The remaining two pieces of evidence relied upon by Plaintiff reflect his treatment in the ER and in follow-up with his PCP on the same day for gout in his left knee. (See Tr. 407-08 (2/5/20 post-ER follow-up visit to PCP with objective findings of elevated uric acid, as well as tenderness, swelling, and tophi in left knee), 564-68 (2/5/20 ER visit for complaint of left knee gout with objective findings of “mild generalized edema and generalized [tenderness to palpation]” and x-ray findings of “slight narrowing medially” and “no erosive changes or intra-articular calcification” (emphasis added)).) That evidence of a single gout flare in Plaintiff's knee supports the ALJ's finding that Plaintiff's gout constituted a severe impairment at step two of the SEP (see Tr. 18), but simply would not have compelled the ALJ to adopt greater manipulative limitations or to include allowances for crutches and absenteeism in the RFC.

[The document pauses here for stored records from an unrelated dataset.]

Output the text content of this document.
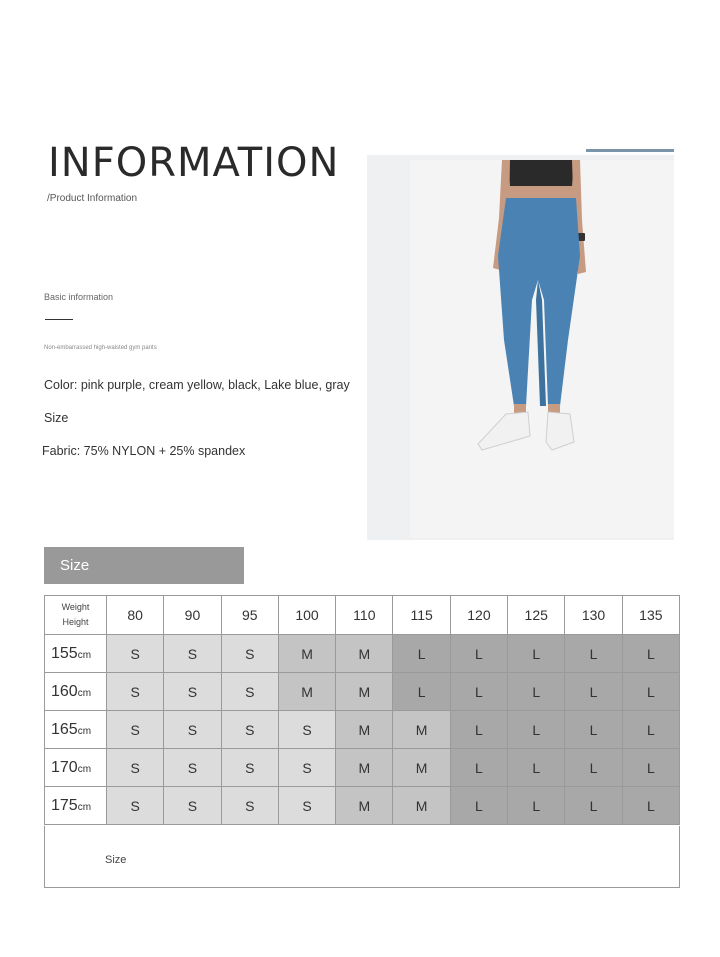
INFORMATION
/Product Information
Basic information
Non-embarrassed high-waisted gym pants
Color: pink purple, cream yellow, black, Lake blue, gray
Size
Fabric: 75% NYLON + 25% spandex
Size
Weight
Height	80	90	95	100	110	115	120	125	130	135
155cm	S	S	S	M	M	L	L	L	L	L
160cm	S	S	S	M	M	L	L	L	L	L
165cm	S	S	S	S	M	M	L	L	L	L
170cm	S	S	S	S	M	M	L	L	L	L
175cm	S	S	S	S	M	M	L	L	L	L
Size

In light of the foregoing analysis, Plaintiff's first and only assignment of error falls short.
III. CONCLUSION
Plaintiff has not established an error warranting remand.
IT IS THEREFORE RECOMMENDED that the Commissioner's decision finding no disability be affirmed, that Plaintiff's Motion for Summary Judgment (Docket Entry 11) be denied, that Defendant's Motion for Judgment on the Pleadings (Docket Entry 13) be granted, and that this action be dismissed with prejudice.